Biography
Dr. Shenghua Gao
Dr. Shenghua Gao
ShanghaiTech University, China
Title: Anomaly Detection in Videos - from Feature Reconstruction to Future Prediction
Abstract: 
Anomaly detection in videos is a challenging problem in computer vision because only normal events are available in training set. Most previous work handle the problem within a sparse representation framework: a dictionary is learnt to minimize the reconstruction error for normal events and abnormal events would lead to large reconstruction error. However such sparse representation is computationally expensive in the testing phase. Inspired the optimization of sparse representation, we propose to build a special type of deep neural network, which is a counterpart of sparse coding. Then we simplify the network which not only improves the speed but also accuracy. Further, it is worth noting that anomaly detection refers to the identification of events that do not conform to expected behavior, so we propose to solve anomaly detection within future video frame prediction framework. By simultaneously enforcing the spatial and temporal consistency of videos frames of normal videos, we can predict high quality video frames for normal videos. Extensive experiments validates the effectiveness of such video frame prediction framework over feature reconstruction framework for anomaly detection.
Biography: 
Shenghua Gao is a tenure-tracked assistant professor at ShanghaiTech University, China.
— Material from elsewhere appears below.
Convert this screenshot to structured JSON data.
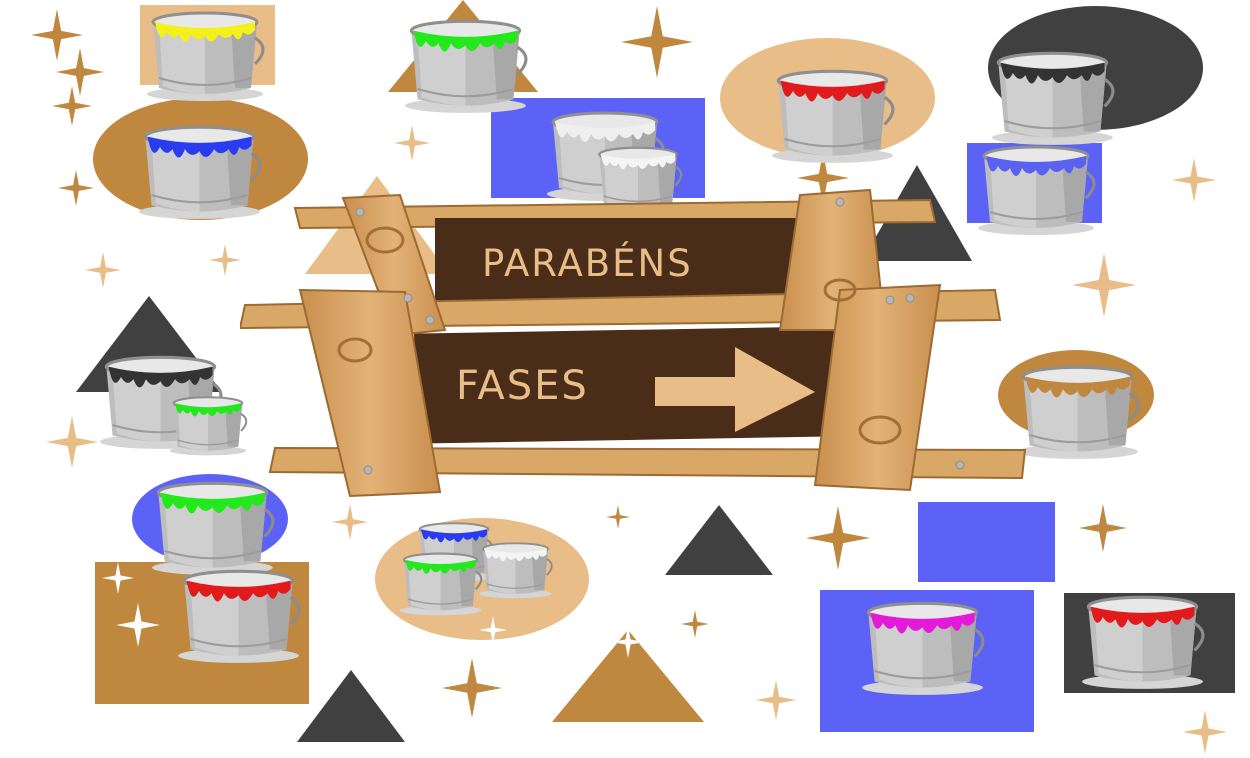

He received the B.E. degree from the University of Science and Technology of China in 2008, and received the Ph.D. degree from the Nanyang Technological University in 2012. From Jun 2012 to Aug 2014, he worked as a research scientist in UIUC Advanced Digital Sciences Center in Prof Yi Ma's group, Singapore. From Jan 2015 to June 2015, he visited UC Berkeley as a visiting professor, hosted by Prof Jitendra Malik. His research interests include computer vision and machine learning. He has published more than 60 papers on image and video understanding in many top-tier international conferences and journals. He also served as a workshop chair in CVPR2017, ACCV2014, ACCV2016, CVPR2019 and area chair in ICCV2019. He also served as the Associate Editor for IEEE Transactions on Circuites and Systems for Video Technology (IF:3.558) and Neurocomputing (IF:3.224). His work on personalized saliency detection was nominated as outstanding student award (runner-up) in IJCAI 2017. He was awarded the Microsoft Research Fellowship in 2010, and ACM Shanghai Young Research Scientist in 2015, National 1000 Plan (Young Scholars) in 2016.